Belmácio Pousa Godinho
27/5/1892 Piracicaba, SP
21/2/1980 Ribeirão Preto, SP

Dados Artísticos

Compôs inúmeras obras de variados gêneros, dedicando-se especialmente à composição de valsas.
Dentre cerca de 300 composições, muitas encontradas em cadernos copiadas pelos músicos seresteiros,  estavam  polcas, schottischs, mazurcas, quadrilhas, tangos, maxixes etc. Algumas de suas músicas tornaram-se conhecidas, como o choro "Catando conchinhas". Dentre os letristas que trabalharam em parceria com Godinho, destacam-se Ariovaldo Pires, Arlindo Leal, Batista Júnior, Benedito Costa, Juvenal Guimarães, entre outros. Publicou música na revista carioca "O Malho". Na década de 1910 teve gravadas na Odeon pela Orquestra Andreozzi o tango sertanejo "A derrubada", a valsa "Eterna saudade", o tango "Voluntários" e a valsa lenta "Evocação". No mesmo período, a American Jazz Band Sílvio de Souza gravou a valsa "Ilusão que morre" e o tango "Inesquecível mágoa". Em 1952, teve seu maxixe "O mulatinho", gravado por Dante Santoro na flauta.

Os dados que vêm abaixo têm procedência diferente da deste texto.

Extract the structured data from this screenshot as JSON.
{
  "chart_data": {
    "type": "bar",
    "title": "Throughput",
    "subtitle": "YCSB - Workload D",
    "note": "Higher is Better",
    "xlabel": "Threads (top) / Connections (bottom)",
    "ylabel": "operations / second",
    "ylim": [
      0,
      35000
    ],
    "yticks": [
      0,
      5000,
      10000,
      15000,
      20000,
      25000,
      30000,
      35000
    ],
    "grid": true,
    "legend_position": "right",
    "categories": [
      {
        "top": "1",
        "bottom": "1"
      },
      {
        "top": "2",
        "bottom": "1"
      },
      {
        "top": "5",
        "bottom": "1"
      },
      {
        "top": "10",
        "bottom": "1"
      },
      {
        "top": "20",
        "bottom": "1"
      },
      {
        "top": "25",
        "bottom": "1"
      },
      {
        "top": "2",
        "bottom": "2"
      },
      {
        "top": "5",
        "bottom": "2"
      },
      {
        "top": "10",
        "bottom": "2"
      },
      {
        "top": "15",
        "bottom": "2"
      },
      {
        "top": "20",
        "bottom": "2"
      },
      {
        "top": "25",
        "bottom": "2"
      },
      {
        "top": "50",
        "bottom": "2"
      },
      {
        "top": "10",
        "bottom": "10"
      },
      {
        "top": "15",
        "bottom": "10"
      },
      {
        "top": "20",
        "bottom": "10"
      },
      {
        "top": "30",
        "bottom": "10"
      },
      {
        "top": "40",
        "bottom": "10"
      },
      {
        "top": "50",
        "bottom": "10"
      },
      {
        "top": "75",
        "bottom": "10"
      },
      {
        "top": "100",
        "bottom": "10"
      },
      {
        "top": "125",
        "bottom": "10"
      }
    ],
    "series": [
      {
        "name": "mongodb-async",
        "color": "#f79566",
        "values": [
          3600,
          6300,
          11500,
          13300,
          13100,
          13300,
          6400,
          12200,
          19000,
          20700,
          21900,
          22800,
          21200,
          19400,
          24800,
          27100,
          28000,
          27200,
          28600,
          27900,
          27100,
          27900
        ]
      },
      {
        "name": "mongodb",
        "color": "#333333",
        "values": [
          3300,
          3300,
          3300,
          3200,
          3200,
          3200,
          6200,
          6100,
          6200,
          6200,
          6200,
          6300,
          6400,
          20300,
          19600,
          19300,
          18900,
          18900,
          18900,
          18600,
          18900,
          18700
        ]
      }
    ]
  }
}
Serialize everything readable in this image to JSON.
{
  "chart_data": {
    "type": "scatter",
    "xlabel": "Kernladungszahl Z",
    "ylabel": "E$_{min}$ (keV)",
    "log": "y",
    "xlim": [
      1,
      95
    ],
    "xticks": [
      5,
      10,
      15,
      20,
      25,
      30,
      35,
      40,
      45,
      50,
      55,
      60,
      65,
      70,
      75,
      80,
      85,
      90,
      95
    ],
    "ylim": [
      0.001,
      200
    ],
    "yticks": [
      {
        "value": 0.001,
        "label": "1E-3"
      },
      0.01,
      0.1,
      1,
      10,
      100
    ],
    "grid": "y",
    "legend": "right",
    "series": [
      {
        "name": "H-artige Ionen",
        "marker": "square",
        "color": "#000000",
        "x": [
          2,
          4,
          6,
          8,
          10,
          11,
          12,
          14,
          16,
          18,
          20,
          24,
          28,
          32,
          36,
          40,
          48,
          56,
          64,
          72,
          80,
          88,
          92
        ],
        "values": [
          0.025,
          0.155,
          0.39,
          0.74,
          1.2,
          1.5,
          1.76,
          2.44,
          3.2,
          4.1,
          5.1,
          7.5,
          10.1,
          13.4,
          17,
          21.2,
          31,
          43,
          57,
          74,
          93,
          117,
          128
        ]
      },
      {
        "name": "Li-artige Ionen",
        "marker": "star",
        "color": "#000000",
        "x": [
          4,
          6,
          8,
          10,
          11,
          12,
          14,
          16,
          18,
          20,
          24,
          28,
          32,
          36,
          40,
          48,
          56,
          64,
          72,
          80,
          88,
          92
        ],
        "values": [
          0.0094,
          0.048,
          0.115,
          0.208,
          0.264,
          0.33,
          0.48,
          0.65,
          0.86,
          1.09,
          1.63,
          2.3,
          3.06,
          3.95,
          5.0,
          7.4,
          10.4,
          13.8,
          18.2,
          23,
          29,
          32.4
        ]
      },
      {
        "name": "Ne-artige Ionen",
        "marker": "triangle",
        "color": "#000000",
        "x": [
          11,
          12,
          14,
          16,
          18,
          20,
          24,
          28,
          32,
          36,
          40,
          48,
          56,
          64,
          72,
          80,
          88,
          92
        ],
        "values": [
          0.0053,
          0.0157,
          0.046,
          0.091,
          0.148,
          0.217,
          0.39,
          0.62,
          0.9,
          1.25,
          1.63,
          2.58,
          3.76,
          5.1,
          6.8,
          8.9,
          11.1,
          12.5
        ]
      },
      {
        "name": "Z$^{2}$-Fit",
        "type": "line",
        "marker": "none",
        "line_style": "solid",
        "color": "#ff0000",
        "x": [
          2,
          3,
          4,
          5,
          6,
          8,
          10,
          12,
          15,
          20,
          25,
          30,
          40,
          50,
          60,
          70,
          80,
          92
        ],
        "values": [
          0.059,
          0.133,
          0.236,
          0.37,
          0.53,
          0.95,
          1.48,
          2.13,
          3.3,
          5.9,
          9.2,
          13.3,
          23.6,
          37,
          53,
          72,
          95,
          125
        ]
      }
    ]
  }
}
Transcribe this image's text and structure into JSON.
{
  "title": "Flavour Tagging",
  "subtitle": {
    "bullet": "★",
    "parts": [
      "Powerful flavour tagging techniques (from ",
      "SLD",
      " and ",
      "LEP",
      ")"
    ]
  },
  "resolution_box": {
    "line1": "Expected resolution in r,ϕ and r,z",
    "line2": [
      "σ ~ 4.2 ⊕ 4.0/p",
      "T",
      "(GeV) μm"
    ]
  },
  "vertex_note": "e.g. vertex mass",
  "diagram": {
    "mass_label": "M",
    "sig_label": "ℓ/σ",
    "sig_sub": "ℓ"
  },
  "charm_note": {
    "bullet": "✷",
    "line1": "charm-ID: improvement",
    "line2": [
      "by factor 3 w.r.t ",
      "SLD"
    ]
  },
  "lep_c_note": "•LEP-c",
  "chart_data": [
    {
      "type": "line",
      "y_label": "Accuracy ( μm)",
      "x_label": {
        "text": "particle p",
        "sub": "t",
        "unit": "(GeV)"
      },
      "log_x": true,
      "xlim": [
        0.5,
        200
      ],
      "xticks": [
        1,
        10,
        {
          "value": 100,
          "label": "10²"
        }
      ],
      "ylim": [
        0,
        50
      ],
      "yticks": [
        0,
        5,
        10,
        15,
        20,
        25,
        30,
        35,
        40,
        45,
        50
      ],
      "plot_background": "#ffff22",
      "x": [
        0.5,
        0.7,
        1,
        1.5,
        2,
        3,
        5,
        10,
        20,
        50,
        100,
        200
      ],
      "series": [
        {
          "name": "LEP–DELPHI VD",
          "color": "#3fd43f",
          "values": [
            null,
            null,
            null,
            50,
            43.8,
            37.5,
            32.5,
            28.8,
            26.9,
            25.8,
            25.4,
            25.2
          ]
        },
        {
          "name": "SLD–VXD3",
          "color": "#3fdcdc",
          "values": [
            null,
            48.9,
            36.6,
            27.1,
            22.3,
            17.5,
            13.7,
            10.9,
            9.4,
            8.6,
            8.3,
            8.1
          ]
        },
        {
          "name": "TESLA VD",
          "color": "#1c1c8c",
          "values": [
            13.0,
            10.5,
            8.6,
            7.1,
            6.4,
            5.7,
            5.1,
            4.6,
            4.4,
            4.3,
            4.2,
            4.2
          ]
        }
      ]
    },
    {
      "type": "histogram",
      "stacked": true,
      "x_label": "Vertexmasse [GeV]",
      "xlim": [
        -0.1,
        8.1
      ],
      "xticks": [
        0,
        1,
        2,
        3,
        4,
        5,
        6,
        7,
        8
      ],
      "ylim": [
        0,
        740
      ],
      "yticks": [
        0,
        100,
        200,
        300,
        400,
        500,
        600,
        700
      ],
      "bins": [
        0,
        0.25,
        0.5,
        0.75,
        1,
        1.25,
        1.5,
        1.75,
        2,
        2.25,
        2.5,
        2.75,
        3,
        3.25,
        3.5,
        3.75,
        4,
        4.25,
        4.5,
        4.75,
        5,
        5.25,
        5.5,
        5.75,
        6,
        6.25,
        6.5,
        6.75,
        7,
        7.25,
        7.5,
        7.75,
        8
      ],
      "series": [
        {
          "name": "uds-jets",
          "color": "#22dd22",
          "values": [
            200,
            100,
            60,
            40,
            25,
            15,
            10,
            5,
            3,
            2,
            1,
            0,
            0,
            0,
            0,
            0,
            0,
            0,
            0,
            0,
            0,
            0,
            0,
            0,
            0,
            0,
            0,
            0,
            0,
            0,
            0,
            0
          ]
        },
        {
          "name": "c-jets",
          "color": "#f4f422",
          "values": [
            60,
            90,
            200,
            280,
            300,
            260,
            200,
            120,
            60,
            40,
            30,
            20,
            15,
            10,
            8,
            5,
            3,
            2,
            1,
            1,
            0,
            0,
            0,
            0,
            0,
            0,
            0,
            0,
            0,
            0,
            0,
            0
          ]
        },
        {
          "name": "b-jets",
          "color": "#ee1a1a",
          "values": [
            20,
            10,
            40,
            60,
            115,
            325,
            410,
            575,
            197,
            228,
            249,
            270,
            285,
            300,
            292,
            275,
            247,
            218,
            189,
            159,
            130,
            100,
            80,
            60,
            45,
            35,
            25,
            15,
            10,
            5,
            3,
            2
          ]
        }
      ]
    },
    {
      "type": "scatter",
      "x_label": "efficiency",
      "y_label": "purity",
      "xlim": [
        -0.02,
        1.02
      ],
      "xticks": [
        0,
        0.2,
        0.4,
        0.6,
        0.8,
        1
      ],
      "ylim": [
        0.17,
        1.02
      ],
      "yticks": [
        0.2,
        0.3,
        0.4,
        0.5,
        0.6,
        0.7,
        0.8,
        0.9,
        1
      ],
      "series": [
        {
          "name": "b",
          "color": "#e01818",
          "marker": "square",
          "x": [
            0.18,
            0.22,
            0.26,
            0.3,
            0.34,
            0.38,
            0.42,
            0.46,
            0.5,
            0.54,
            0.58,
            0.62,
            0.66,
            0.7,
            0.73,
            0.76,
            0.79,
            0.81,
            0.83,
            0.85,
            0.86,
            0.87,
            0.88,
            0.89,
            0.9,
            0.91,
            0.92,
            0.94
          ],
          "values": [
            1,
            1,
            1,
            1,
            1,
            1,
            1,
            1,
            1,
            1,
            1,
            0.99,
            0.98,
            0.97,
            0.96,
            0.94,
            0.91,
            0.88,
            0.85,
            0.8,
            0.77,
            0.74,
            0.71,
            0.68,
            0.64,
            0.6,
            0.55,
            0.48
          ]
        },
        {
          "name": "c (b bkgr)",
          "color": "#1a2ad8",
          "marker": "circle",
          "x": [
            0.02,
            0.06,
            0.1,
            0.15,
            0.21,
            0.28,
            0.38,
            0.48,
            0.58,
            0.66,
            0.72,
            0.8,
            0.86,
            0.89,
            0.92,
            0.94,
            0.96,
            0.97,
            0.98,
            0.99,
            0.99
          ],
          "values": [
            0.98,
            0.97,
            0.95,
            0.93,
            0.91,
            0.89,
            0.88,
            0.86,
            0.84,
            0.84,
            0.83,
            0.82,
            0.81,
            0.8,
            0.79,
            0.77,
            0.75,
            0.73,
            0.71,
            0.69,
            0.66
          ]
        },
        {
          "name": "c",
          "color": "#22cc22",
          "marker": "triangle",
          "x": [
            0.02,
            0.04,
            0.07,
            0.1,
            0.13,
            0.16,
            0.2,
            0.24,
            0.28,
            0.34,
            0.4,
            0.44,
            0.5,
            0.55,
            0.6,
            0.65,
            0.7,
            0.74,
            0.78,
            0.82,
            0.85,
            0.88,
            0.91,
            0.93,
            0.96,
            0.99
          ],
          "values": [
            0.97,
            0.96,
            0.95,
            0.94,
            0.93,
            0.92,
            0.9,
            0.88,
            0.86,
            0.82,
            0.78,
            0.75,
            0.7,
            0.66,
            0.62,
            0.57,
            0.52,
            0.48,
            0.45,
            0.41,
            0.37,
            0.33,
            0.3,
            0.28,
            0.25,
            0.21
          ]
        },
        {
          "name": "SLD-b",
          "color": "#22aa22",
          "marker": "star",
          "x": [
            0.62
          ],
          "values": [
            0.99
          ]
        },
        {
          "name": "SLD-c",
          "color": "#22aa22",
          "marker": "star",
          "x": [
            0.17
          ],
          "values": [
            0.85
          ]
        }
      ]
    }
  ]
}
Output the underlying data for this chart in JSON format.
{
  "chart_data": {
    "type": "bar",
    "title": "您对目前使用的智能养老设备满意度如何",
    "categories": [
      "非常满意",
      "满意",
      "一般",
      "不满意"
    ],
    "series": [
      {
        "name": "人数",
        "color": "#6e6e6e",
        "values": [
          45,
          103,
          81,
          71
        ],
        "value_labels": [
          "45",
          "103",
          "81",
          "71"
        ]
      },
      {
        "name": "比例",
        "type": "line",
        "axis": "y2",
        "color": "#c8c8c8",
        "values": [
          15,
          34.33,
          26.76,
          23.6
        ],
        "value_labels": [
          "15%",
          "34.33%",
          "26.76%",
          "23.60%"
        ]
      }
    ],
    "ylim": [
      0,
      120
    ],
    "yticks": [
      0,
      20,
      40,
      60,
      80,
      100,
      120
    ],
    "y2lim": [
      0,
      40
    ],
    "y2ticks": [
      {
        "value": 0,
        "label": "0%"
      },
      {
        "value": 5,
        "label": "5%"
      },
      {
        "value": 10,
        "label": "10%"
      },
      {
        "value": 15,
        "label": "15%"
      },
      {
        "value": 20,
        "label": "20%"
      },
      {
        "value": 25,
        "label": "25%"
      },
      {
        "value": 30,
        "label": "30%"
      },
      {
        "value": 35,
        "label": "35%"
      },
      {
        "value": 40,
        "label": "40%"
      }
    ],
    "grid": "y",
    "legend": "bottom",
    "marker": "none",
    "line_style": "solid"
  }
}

No ano seguinte, a mesma composição, com letra de Felipe Tedesco, foi regravada por Hebe Camargo, ambas as gravações pela Odeon. Em 1966, foi homenageado pelo instrumentista  Alberto Calçada que gravou pela Chantecler o LP "Supremo adeus - Alberto Calçada e Seu Conjunto", com dez obras suas: "Supremo Adeus", com Benedito Costa, "Ilusão Que Morre", "Suspiros e Lágrimas", "Magnólia", "Evocação", "Valsa da Saudade", "Mar de Rosa", "Jamais Voltarei", "Ideal Desfeito" e "Dor Secreta".